Wenige Überlegungen, die ein Investor anstellen könnte, bevor er in den Streitfall investiert, wären ähnlich wie die von TPF, d. h. Erfolgsaussichten in der Sache, finanzielle Situation des Beklagten, Erfahrung des Anwalts der Partei, die eine Finanzierung sucht, Größe sowie die Durchsetzbarkeit eines potenziellen Schiedsspruchs unter anderem. Diese Faktoren wären auch für die Bewertung des Streitfalls von Bedeutung.
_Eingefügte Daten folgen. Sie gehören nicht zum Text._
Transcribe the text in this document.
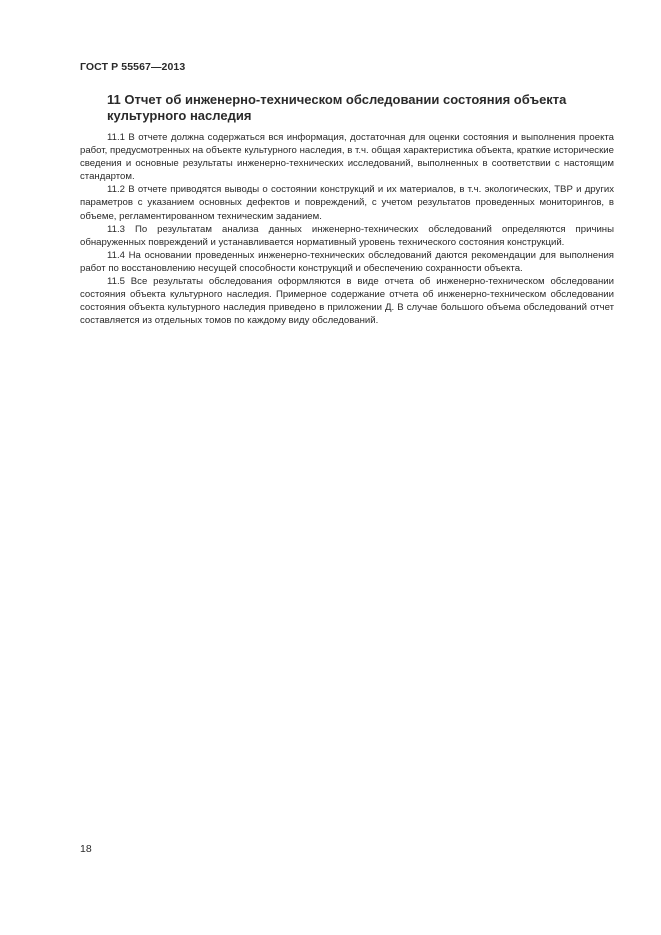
ГОСТ Р 55567—2013
11 Отчет об инженерно-техническом обследовании состояния объекта культурного наследия

11.1 В отчете должна содержаться вся информация, достаточная для оценки состояния и выполнения проекта работ, предусмотренных на объекте культурного наследия, в т.ч. общая характеристика объекта, краткие исторические сведения и основные результаты инженерно-технических исследований, выполненных в соответствии с настоящим стандартом.

11.2 В отчете приводятся выводы о состоянии конструкций и их материалов, в т.ч. экологических, ТВР и других параметров с указанием основных дефектов и повреждений, с учетом результатов проведенных мониторингов, в объеме, регламентированном техническим заданием.

11.3 По результатам анализа данных инженерно-технических обследований определяются причины обнаруженных повреждений и устанавливается нормативный уровень технического состояния конструкций.

11.4 На основании проведенных инженерно-технических обследований даются рекомендации для выполнения работ по восстановлению несущей способности конструкций и обеспечению сохранности объекта.

11.5 Все результаты обследования оформляются в виде отчета об инженерно-техническом обследовании состояния объекта культурного наследия. Примерное содержание отчета об инженерно-техническом обследовании состояния объекта культурного наследия приведено в приложении Д. В случае большого объема обследований отчет составляется из отдельных томов по каждому виду обследований.

18
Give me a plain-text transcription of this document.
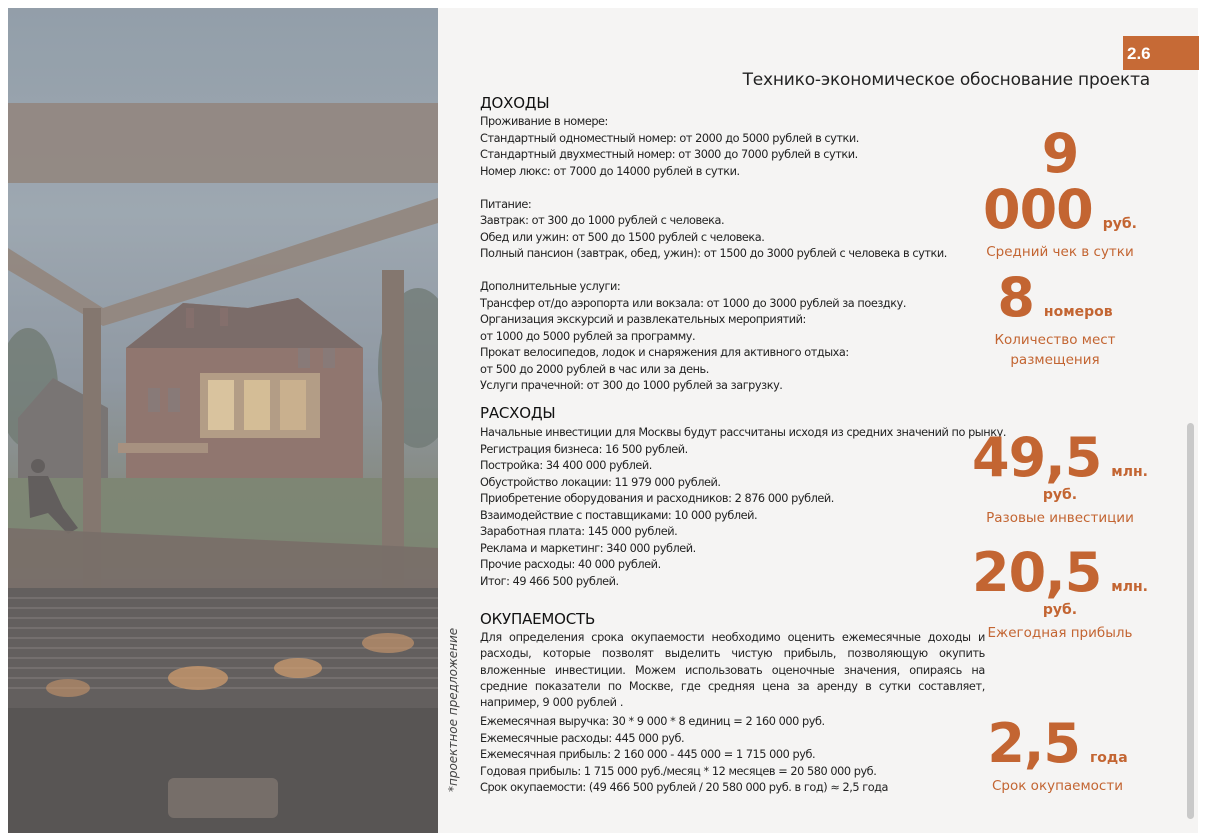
2.6
Технико-экономическое обоснование проекта
ДОХОДЫ
Проживание в номере:
Стандартный одноместный номер: от 2000 до 5000 рублей в сутки.
Стандартный двухместный номер: от 3000 до 7000 рублей в сутки.
Номер люкс: от 7000 до 14000 рублей в сутки.
Питание:
Завтрак: от 300 до 1000 рублей с человека.
Обед или ужин: от 500 до 1500 рублей с человека.
Полный пансион (завтрак, обед, ужин): от 1500 до 3000 рублей с человека в сутки.
Дополнительные услуги:
Трансфер от/до аэропорта или вокзала: от 1000 до 3000 рублей за поездку.
Организация экскурсий и развлекательных мероприятий:
от 1000 до 5000 рублей за программу.
Прокат велосипедов, лодок и снаряжения для активного отдыха:
от 500 до 2000 рублей в час или за день.
Услуги прачечной: от 300 до 1000 рублей за загрузку.
РАСХОДЫ
Начальные инвестиции для Москвы будут рассчитаны исходя из средних значений по рынку.
Регистрация бизнеса: 16 500 рублей.
Постройка: 34 400 000 рублей.
Обустройство локации: 11 979 000 рублей.
Приобретение оборудования и расходников: 2 876 000 рублей.
Взаимодействие с поставщиками: 10 000 рублей.
Заработная плата: 145 000 рублей.
Реклама и маркетинг: 340 000 рублей.
Прочие расходы: 40 000 рублей.
Итог: 49 466 500 рублей.
ОКУПАЕМОСТЬ
Для определения срока окупаемости необходимо оценить ежемесячные доходы и расходы, которые позволят выделить чистую прибыль, позволяющую окупить вложенные инвестиции. Можем использовать оценочные значения, опираясь на средние показатели по Москве, где средняя цена за аренду в сутки составляет, например, 9 000 рублей .
Ежемесячная выручка: 30 * 9 000 * 8 единиц = 2 160 000 руб.
Ежемесячные расходы: 445 000 руб.
Ежемесячная прибыль: 2 160 000 - 445 000 = 1 715 000 руб.
Годовая прибыль: 1 715 000 руб./месяц * 12 месяцев = 20 580 000 руб.
Срок окупаемости: (49 466 500 рублей / 20 580 000 руб. в год) ≈ 2,5 года
9 000 руб.
Средний чек в сутки
8 номеров
Количество мест размещения
49,5 млн. руб.
Разовые инвестиции
20,5 млн. руб.
Ежегодная прибыль
2,5 года
Срок окупаемости
*проектное предложение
Mit anderen Worten, je besser die oben genannten Faktoren sind, desto mehr könnten die Parteien aus der Monetarisierung gewinnen.
Schlussfolgerung
Die Verwendung von TPF und die Monetarisierung könnten die dringend benötigten Airbags und Sicherheitsgurte für die früher verwendete Metapher des abstürzenden Autos sein. Bau-Schiedsverfahren beanspruchen im Allgemeinen viele Ressourcen der Parteien, die unter den derzeitigen Umständen knapp sind. Ein Geldgeber oder ein Investor, der den Parteien hilft, ihre Streitigkeiten zu verfolgen oder ihnen diese einfach abnimmt, hat einen doppelten Nutzen. Erstens würde es ihnen erlauben, sich in solchen Zeiten über Wasser zu halten. Zweitens können sie sich auf ihr Kerngeschäft konzentrieren, d.h. den Bau.
Fußnoten
1. Cos. Ignorieren Ansprüche - Legal Finance könnte das ändern, https://www.law360.com/articles/1173394
2. QMUL International Arbitration Survey November 2019, S. 6
3. Ibid
4. Finanzierung von Baustreitigkeiten - Verlassen Sie sich auf die Finanzierung durch Dritte? http://arbitrationblog.kluwerarbitration.com/2019/12/24/how-to-fund-construction-disputes-relying-on-third-party-funding/
5. L. Bench Nieuwveld und V. Shannon Sahani, Third-Party Funding in International Arbitration, 2nd edn. (Kluwer 2017), S. 11
6. Ibid
7. The Third-Party Litigation Funding Law Review, 3rd ed, S. 28
8. Ebd., S. 219
9. Acciona vende al fondo Fortress su pleito con la Generalitat de Cataluña por ATLL, https://www.eleconomista.es/empresas-finanzas/noticias/9952882/06/19/Acciona-cede-su-litigio-con-la-Generalitat-de-Cataluna-por-ATLL-por-170-millones-de-euros.html
10. HCC sammelt Rs. 1,750 crore in einem Prozessfinanzierungsgeschäft ein, https://www.livemint.com/companies/news/hcc-raises-rs-1-750-crore-in-litigation-funding-deal-1553651279600.html
11. Umgang mit den finanziellen Auswirkungen von COVID-19, https://www2.deloitte.com/ch/en/pages/financial-advisory/articles/addressing-the-financial-impact-of-covid-19.html
Der Inhalt dieses Artikels soll einen allgemeinen Leitfaden zu diesem Thema bieten. Für Ihre spezifischen Umstände sollten Sie fachkundigen Rat einholen.